Rashidan District is a new district in Ghazni province, Afghanistan; it was created from the larger Jaghatu district.

==Administration==
The capital appears to be Rashidan, a new township near Hussain Khel and Qulgina.
== Education ==
After 2001 when Taliban fled the country, most of people sent their children to schools and universities. Rashidan district has two high school (Hussain Khil High school) and (Shahid Mohammad Azim High School) and around four secondary schools, which are located at different spots of the district. Shahid Mohammad Azim high school is located in Hussainkhel village near to the Rashidan district building.
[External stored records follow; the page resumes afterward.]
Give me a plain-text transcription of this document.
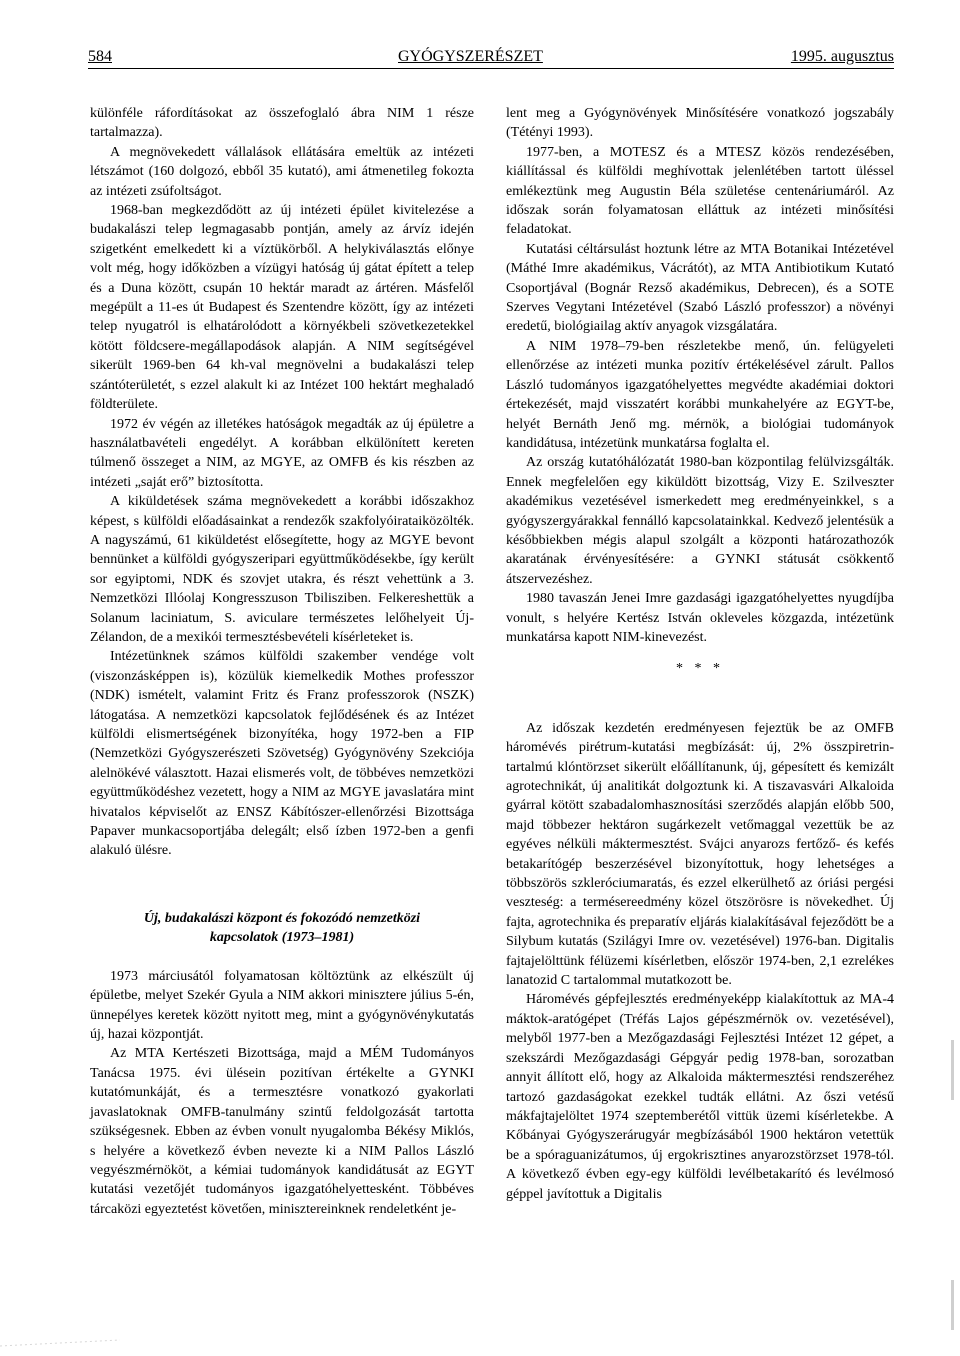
584	GYÓGYSZERÉSZET	1995. augusztus

különféle ráfordításokat az összefoglaló ábra NIM 1 része tartalmazza).

A megnövekedett vállalások ellátására emeltük az intézeti létszámot (160 dolgozó, ebből 35 kutató), ami átmenetileg fokozta az intézeti zsúfoltságot.

1968-ban megkezdődött az új intézeti épület kivitelezése a budakalászi telep legmagasabb pontján, amely az árvíz idején szigetként emelkedett ki a víztükörből. A helykiválasztás előnye volt még, hogy időközben a vízügyi hatóság új gátat épített a telep és a Duna között, csupán 10 hektár maradt az ártéren. Másfelől megépült a 11-es út Budapest és Szentendre között, így az intézeti telep nyugatról is elhatárolódott a környékbeli szövetkezetekkel kötött földcsere-megállapodások alapján. A NIM segítségével sikerült 1969-ben 64 kh-val megnövelni a budakalászi telep szántóterületét, s ezzel alakult ki az Intézet 100 hektárt meghaladó földterülete.

1972 év végén az illetékes hatóságok megadták az új épületre a használatbavételi engedélyt. A korábban elkülönített kereten túlmenő összeget a NIM, az MGYE, az OMFB és kis részben az intézeti „saját erő” biztosította.

A kiküldetések száma megnövekedett a korábbi időszakhoz képest, s külföldi előadásainkat a rendezők szakfolyóirataiközölték. A nagyszámú, 61 kiküldetést elősegítette, hogy az MGYE bevont bennünket a külföldi gyógyszeripari együttműködésekbe, így került sor egyiptomi, NDK és szovjet utakra, és részt vehettünk a 3. Nemzetközi Illóolaj Kongresszuson Tbilisziben. Felkereshettük a Solanum laciniatum, S. aviculare természetes lelőhelyeit Új-Zélandon, de a mexikói termesztésbevételi kísérleteket is.

Intézetünknek számos külföldi szakember vendége volt (viszonzásképpen is), közülük kiemelkedik Mothes professzor (NDK) ismételt, valamint Fritz és Franz professzorok (NSZK) látogatása. A nemzetközi kapcsolatok fejlődésének és az Intézet külföldi elismertségének bizonyítéka, hogy 1972-ben a FIP (Nemzetközi Gyógyszerészeti Szövetség) Gyógynövény Szekciója alelnökévé választott. Hazai elismerés volt, de többéves nemzetközi együttműködéshez vezetett, hogy a NIM az MGYE javaslatára mint hivatalos képviselőt az ENSZ Kábítószer-ellenőrzési Bizottsága Papaver munkacsoportjába delegált; első ízben 1972-ben a genfi alakuló ülésre.

Új, budakalászi központ és fokozódó nemzetközi
kapcsolatok (1973–1981)

1973 márciusától folyamatosan költöztünk az elkészült új épületbe, melyet Szekér Gyula a NIM akkori minisztere július 5-én, ünnepélyes keretek között nyitott meg, mint a gyógynövénykutatás új, hazai központját.

Az MTA Kertészeti Bizottsága, majd a MÉM Tudományos Tanácsa 1975. évi ülésein pozitívan értékelte a GYNKI kutatómunkáját, és a termesztésre vonatkozó gyakorlati javaslatoknak OMFB-tanulmány szintű feldolgozását tartotta szükségesnek. Ebben az évben vonult nyugalomba Békésy Miklós, s helyére a következő évben nevezte ki a NIM Pallos László vegyészmérnököt, a kémiai tudományok kandidátusát az EGYT kutatási vezetőjét tudományos igazgatóhelyettesként. Többéves tárcaközi egyeztetést követően, minisztereinknek rendeletként je-

lent meg a Gyógynövények Minősítésére vonatkozó jogszabály (Tétényi 1993).

1977-ben, a MOTESZ és a MTESZ közös rendezésében, kiállítással és külföldi meghívottak jelenlétében tartott üléssel emlékeztünk meg Augustin Béla születése centenáriumáról. Az időszak során folyamatosan elláttuk az intézeti minősítési feladatokat.

Kutatási céltársulást hoztunk létre az MTA Botanikai Intézetével (Máthé Imre akadémikus, Vácrátót), az MTA Antibiotikum Kutató Csoportjával (Bognár Rezső akadémikus, Debrecen), és a SOTE Szerves Vegytani Intézetével (Szabó László professzor) a növényi eredetű, biológiailag aktív anyagok vizsgálatára.

A NIM 1978–79-ben részletekbe menő, ún. felügyeleti ellenőrzése az intézeti munka pozitív értékelésével zárult. Pallos László tudományos igazgatóhelyettes megvédte akadémiai doktori értekezését, majd visszatért korábbi munkahelyére az EGYT-be, helyét Bernáth Jenő mg. mérnök, a biológiai tudományok kandidátusa, intézetünk munkatársa foglalta el.

Az ország kutatóhálózatát 1980-ban központilag felülvizsgálták. Ennek megfelelően egy kiküldött bizottság, Vizy E. Szilveszter akadémikus vezetésével ismerkedett meg eredményeinkkel, s a gyógyszergyárakkal fennálló kapcsolatainkkal. Kedvező jelentésük a későbbiekben mégis alapul szolgált a központi határozathozók akaratának érvényesítésére: a GYNKI státusát csökkentő átszervezéshez.

1980 tavaszán Jenei Imre gazdasági igazgatóhelyettes nyugdíjba vonult, s helyére Kertész István okleveles közgazda, intézetünk munkatársa kapott NIM-kinevezést.

* * *

Az időszak kezdetén eredményesen fejeztük be az OMFB háromévés pirétrum-kutatási megbízását: új, 2% összpiretrin-tartalmú klóntörzset sikerült előállítanunk, új, gépesített és kemizált agrotechnikát, új analitikát dolgoztunk ki. A tiszavasvári Alkaloida gyárral kötött szabadalomhasznosítási szerződés alapján előbb 500, majd többezer hektáron sugárkezelt vetőmaggal vezettük be az egyéves nélküli máktermesztést. Svájci anyarozs fertőző- és kefés betakarítógép beszerzésével bizonyítottuk, hogy lehetséges a többszörös szkleróciumaratás, és ezzel elkerülhető az óriási pergési veszteség: a termésereedmény közel ötszörösre is növekedhet. Új fajta, agrotechnika és preparatív eljárás kialakításával fejeződött be a Silybum kutatás (Szilágyi Imre ov. vezetésével) 1976-ban. Digitalis fajtajelölttünk félüzemi kísérletben, először 1974-ben, 2,1 ezrelékes lanatozid C tartalommal mutatkozott be.

Háromévés gépfejlesztés eredményeképp kialakítottuk az MA-4 máktok-aratógépet (Tréfás Lajos gépészmérnök ov. vezetésével), melyből 1977-ben a Mezőgazdasági Fejlesztési Intézet 12 gépet, a szekszárdi Mezőgazdasági Gépgyár pedig 1978-ban, sorozatban annyit állított elő, hogy az Alkaloida máktermesztési rendszeréhez tartozó gazdaságokat ezekkel tudták ellátni. Az őszi vetésű mákfajtajelöltet 1974 szeptemberétől vittük üzemi kísérletekbe. A Kőbányai Gyógyszerárugyár megbízásából 1900 hektáron vetettük be a spóraguanizátumos, új ergokrisztines anyarozstörzset 1978-tól. A következő évben egy-egy külföldi levélbetakarító és levélmosó géppel javítottuk a Digitalis
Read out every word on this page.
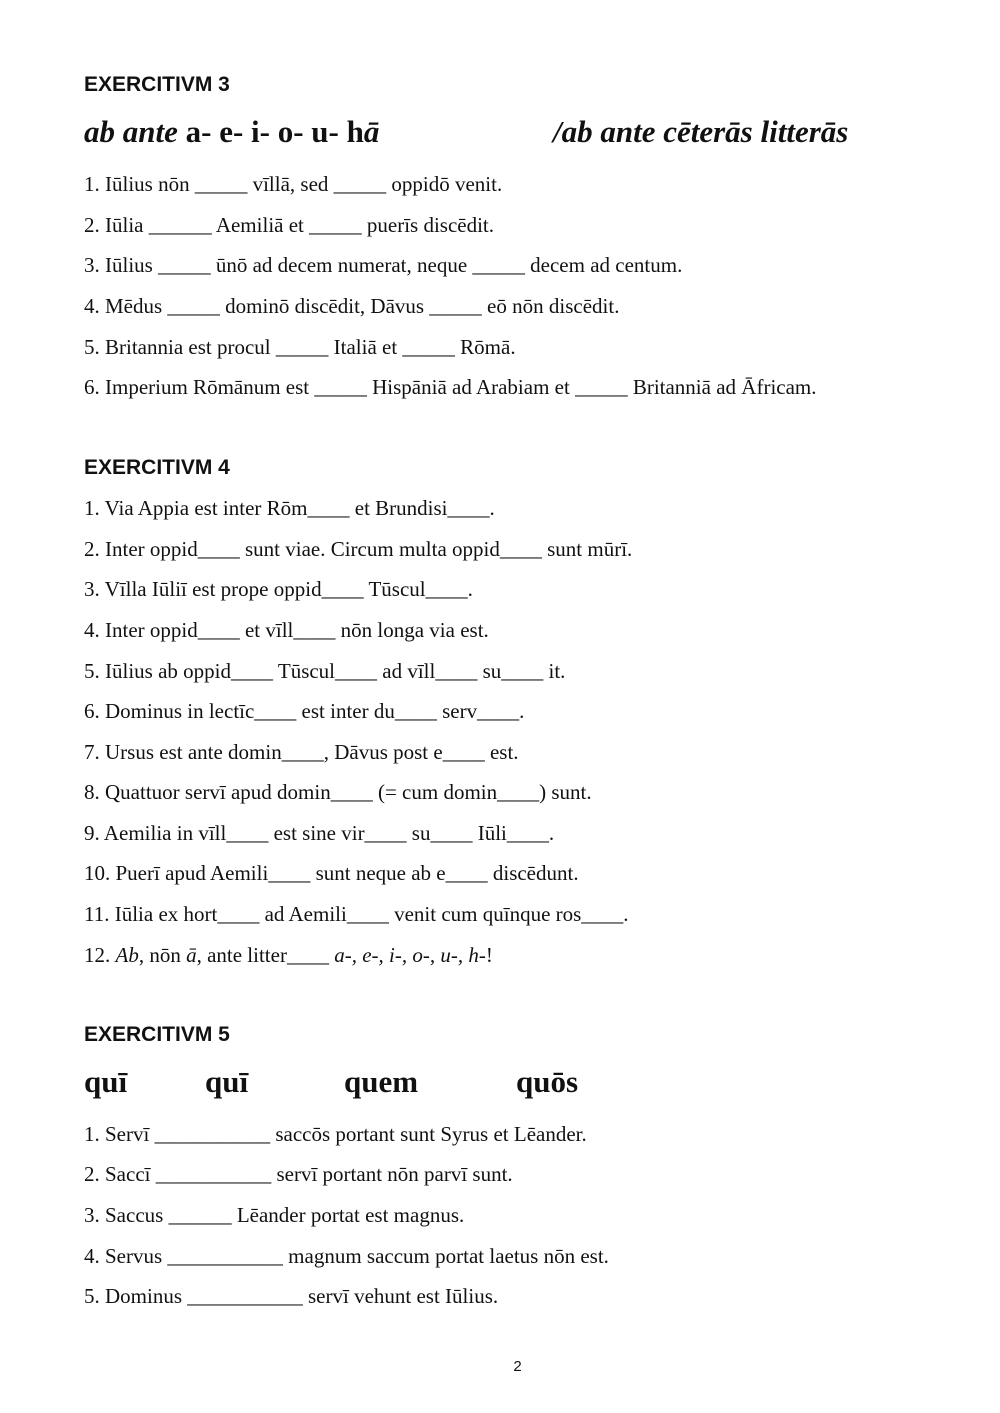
EXERCITIVM 3
ab ante a- e- i- o- u- hā	/ab ante cēterās litterās

1. Iūlius nōn _____ vīllā, sed _____ oppidō venit.

2. Iūlia ______ Aemiliā et _____ puerīs discēdit.

3. Iūlius _____ ūnō ad decem numerat, neque _____ decem ad centum.

4. Mēdus _____ dominō discēdit, Dāvus _____ eō nōn discēdit.

5. Britannia est procul _____ Italiā et _____ Rōmā.

6. Imperium Rōmānum est _____ Hispāniā ad Arabiam et _____ Britanniā ad Āfricam.

EXERCITIVM 4

1. Via Appia est inter Rōm____ et Brundisi____.

2. Inter oppid____ sunt viae. Circum multa oppid____ sunt mūrī.

3. Vīlla Iūliī est prope oppid____ Tūscul____.

4. Inter oppid____ et vīll____ nōn longa via est.

5. Iūlius ab oppid____ Tūscul____ ad vīll____ su____ it.

6. Dominus in lectīc____ est inter du____ serv____.

7. Ursus est ante domin____, Dāvus post e____ est.

8. Quattuor servī apud domin____ (= cum domin____) sunt.

9. Aemilia in vīll____ est sine vir____ su____ Iūli____.

10. Puerī apud Aemili____ sunt neque ab e____ discēdunt.

11. Iūlia ex hort____ ad Aemili____ venit cum quīnque ros____.

12. Ab, nōn ā, ante litter____ a-, e-, i-, o-, u-, h-!

EXERCITIVM 5
quī	quī	quem	quōs

1. Servī ___________ saccōs portant sunt Syrus et Lēander.

2. Saccī ___________ servī portant nōn parvī sunt.

3. Saccus ______ Lēander portat est magnus.

4. Servus ___________ magnum saccum portat laetus nōn est.

5. Dominus ___________ servī vehunt est Iūlius.

2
Another significant person from Rashidan is Khalilullah Hotak, who served as Chief of Staff for the former President of Afghanistan, Professor Burhanuddin Rabani and head of the National Directorate of Security in many provinces. Hotak currently resides in Sweden.
Many more are holding bachelor's degrees in different fields and are currently employed by the government of Afghanistan.

==Demographics==
22,280 people are living in the villages of the district, with 96% of them Pashtun and 4% Hazara.

==Water Shortage==
The continuing drought is the main problem of the district. In 2002, only 6% of arable land was farmed. The lack of water make people leave their villages and go to other districts or abroad. In latest years with increase in the winter snowfalls the water level in this district has increased.

==Trade and Commerce==
People of this district are mostly engaged in agriculture, carpentry, and construction. Some people leave the district in summers and go to neighboring cities and outside of the country mostly Iran and Pakistan as labors and foremen.